Les indices archéologiques – tels que la coexistence d’objets typiques des deux cultures – et paléogénomiques – issus de l’analyse de restes humains bien conservés – montrent que la transition néolithique est le fruit d’une migration des agriculteurs sur les terres des chasseurs-cueilleurs plutôt que celui d’une simple transmission des connaissances entre populations. Pour en savoir plus sur ce processus, les scientifiques se sont penchés sur les dynamiques démographiques le long de la route du Danube. Ils ont pour cela modélisé l’expansion néolithique en simulant les positions géographiques, les paramètres biologiques (taille des populations, taux de reproduction, migrations) et les interactions (taux de mélange génétique entre groupes, compétition potentielle). Ces simulations ont permis de générer des milliers de scénarios génétiques qui ont ensuite été comparés aux données issues de 67 individus préhistoriques provenant de régions où les deux groupes ont cohabité.
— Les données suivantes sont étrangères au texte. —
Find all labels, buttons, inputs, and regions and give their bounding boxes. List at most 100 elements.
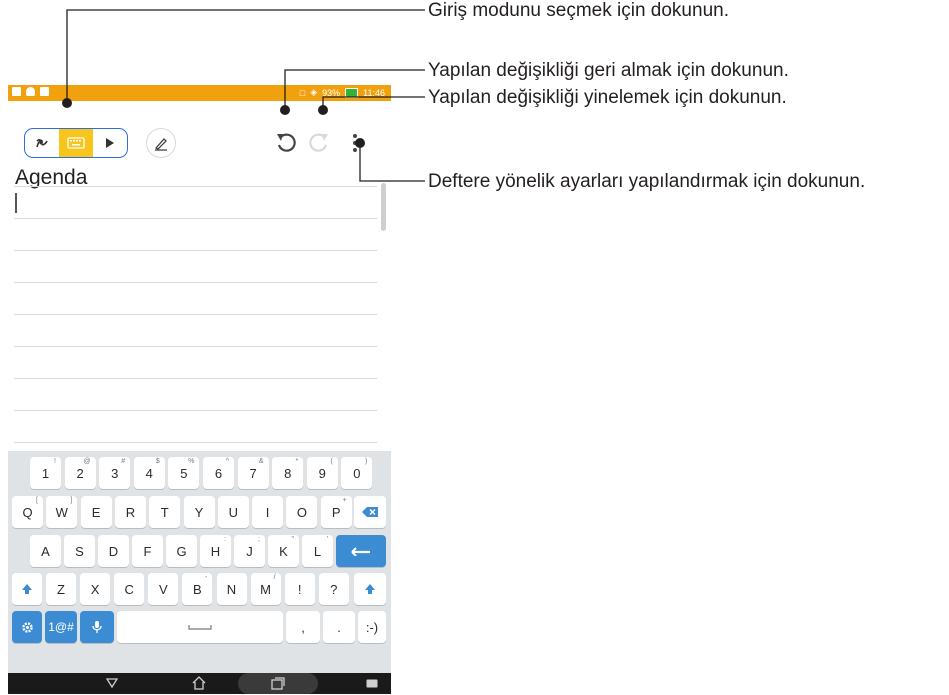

Selon les paramètres démographiques les plus probables, au fur et à mesure de l’expansion des premiers agriculteurs vers le nord-ouest de l’Europe, les mélanges génétiques avec les chasseurs-cueilleurs sont d’abord rares avant d’augmenter localement. Des résultats qui militent en faveur d’une transition néolithique marquée par une cohabitation prolongée avec des mélanges croissants.

L’étude met en lumière l’avantage démographique dont disposent les premiers/ères agriculteurs quand ils pénètrent en Europe centrale. Leur population effective est alors environ 5 fois plus importante que celle des chasseurs-cueilleurs. Certains agriculteurs ont même fait des «sauts migratoires» sur de longues distances. Des événements certes rares, mais qui favorisent leur rapide progression le long de la route du Danube.

L’article apporte ainsi une réponse nuancée à un débat de longue date sur la transition néolithique de l’Europe. Celle-ci n’a pas été une simple colonisation mais un processus complexe fait de contacts, de cohabitations et de mélanges augmentant graduellement dans le temps.